Hi everyone, i’ve been experimenting with the self play concept and the idea of a cooperative/competitive environment.
First version of the env is basically a team based “food collector” (the one in the ml-agents examples).
2 teams, 3 agents each.
agents health decrease with time, there’s food all over the ground, last team standing wins the match.
Agents can shoot lasers to freeze other agents in place.
Reward is really simple, agent gets -1 if health drop to zero, each agent of the winning team gets a +1.
(probably it’s a good idea to also give a -1 to the loosing team).
My question is about the agents with 0 health. How should i handle them while the episode is still in progress?
right now, i just use gameObject.SetActive(false), and i reactivate them OnEpisodeBegin().
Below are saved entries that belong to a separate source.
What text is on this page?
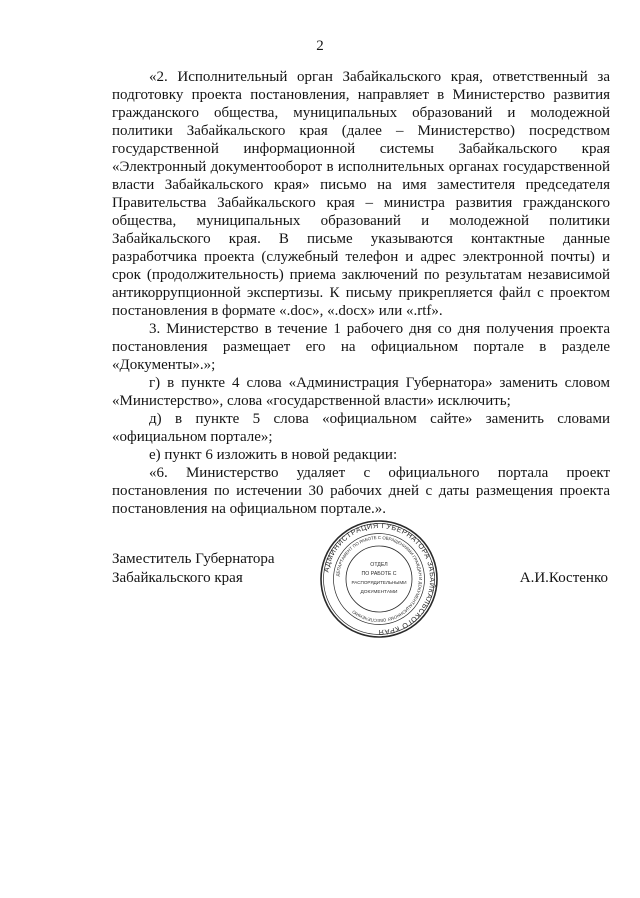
2

«2. Исполнительный орган Забайкальского края, ответственный за подготовку проекта постановления, направляет в Министерство развития гражданского общества, муниципальных образований и молодежной политики Забайкальского края (далее – Министерство) посредством государственной информационной системы Забайкальского края «Электронный документооборот в исполнительных органах государственной власти Забайкальского края» письмо на имя заместителя председателя Правительства Забайкальского края – министра развития гражданского общества, муниципальных образований и молодежной политики Забайкальского края. В письме указываются контактные данные разработчика проекта (служебный телефон и адрес электронной почты) и срок (продолжительность) приема заключений по результатам независимой антикоррупционной экспертизы. К письму прикрепляется файл с проектом постановления в формате «.doc», «.docx» или «.rtf».

3. Министерство в течение 1 рабочего дня со дня получения проекта постановления размещает его на официальном портале в разделе «Документы».»;

г) в пункте 4 слова «Администрация Губернатора» заменить словом «Министерство», слова «государственной власти» исключить;

д) в пункте 5 слова «официальном сайте» заменить словами «официальном портале»;

е) пункт 6 изложить в новой редакции:

«6. Министерство удаляет с официального портала проект постановления по истечении 30 рабочих дней с даты размещения проекта постановления на официальном портале.».

Заместитель Губернатора
Забайкальского края	А.И.Костенко
АДМИНИСТРАЦИЯ ГУБЕРНАТОРА ЗАБАЙКАЛЬСКОГО КРАЯ
ДЕПАРТАМЕНТ ПО РАБОТЕ С ОБРАЩЕНИЯМИ ГРАЖДАН И ДОКУМЕНТАЦИОННОМУ ОБЕСПЕЧЕНИЮ
ОТДЕЛ
ПО РАБОТЕ С
РАСПОРЯДИТЕЛЬНЫМИ
ДОКУМЕНТАМИ
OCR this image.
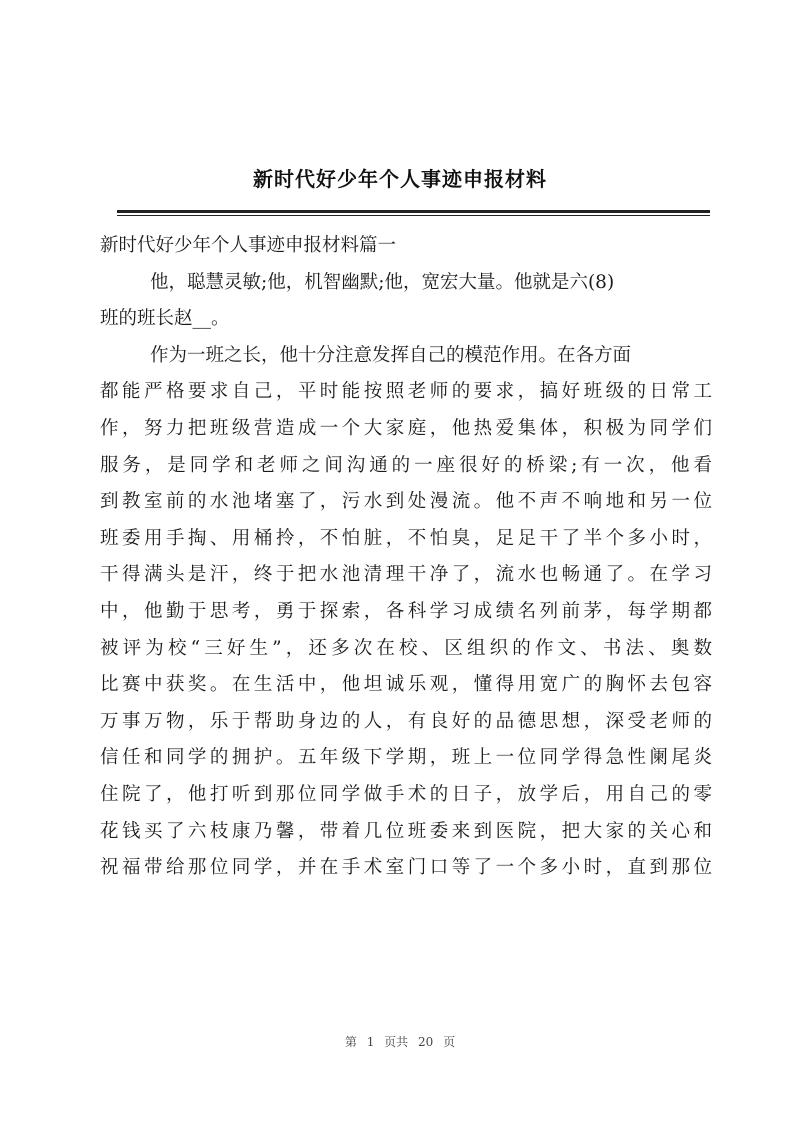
新时代好少年个人事迹申报材料
新时代好少年个人事迹申报材料篇一
他，聪慧灵敏;他，机智幽默;他，宽宏大量。他就是六(8)
班的班长赵__。
作为一班之长，他十分注意发挥自己的模范作用。在各方面
都能严格要求自己，平时能按照老师的要求，搞好班级的日常工
作，努力把班级营造成一个大家庭，他热爱集体，积极为同学们
服务，是同学和老师之间沟通的一座很好的桥梁;有一次，他看
到教室前的水池堵塞了，污水到处漫流。他不声不响地和另一位
班委用手掏、用桶拎，不怕脏，不怕臭，足足干了半个多小时，
干得满头是汗，终于把水池清理干净了，流水也畅通了。在学习
中，他勤于思考，勇于探索，各科学习成绩名列前茅，每学期都
被评为校“三好生”，还多次在校、区组织的作文、书法、奥数
比赛中获奖。在生活中，他坦诚乐观，懂得用宽广的胸怀去包容
万事万物，乐于帮助身边的人，有良好的品德思想，深受老师的
信任和同学的拥护。五年级下学期，班上一位同学得急性阑尾炎
住院了，他打听到那位同学做手术的日子，放学后，用自己的零
花钱买了六枝康乃馨，带着几位班委来到医院，把大家的关心和
祝福带给那位同学，并在手术室门口等了一个多小时，直到那位
第 1 页共 20 页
How does, being deactivated, affects the training of the agents? How does it perceives what happen when inactive? How can it interprete being deactivated for most of the match, and then getting rewarded at the end of the episode? i don’t even know if it can get AddReward() while in that state.
Should i leave them on the ground, change tag to “deadAgent”, add an isDead bool to the observation space and just ignore their outputs while isDead (as i do for isFrozen)?
put them in a cage till the end of the match ??? like hockey penalty box
Hello. If you deactivate an agent, then it no longer sends or receives observations, actions, and rewards. As long as you punish the dead agent before deactivating it, the reward should be received. The issue with keeping the agent around is that it might learn the wrong relationships between the observations and actions.
that’s what i was thinking. Punishing the agent before deactivation obviously it’s not an issue (as for reactivating it before final reward).
but the problems remain. How an agent “interprete” being deactivated?
any suggestion on how to handle them properly?
If you put an enum state for being dead and alive as an observation (or boolean) that will solve the problem. Just freeze the agent so it doesnt go anywhere, it can continue to train but it will know that its dead. Therefore it will seperate the states between being alive and dead.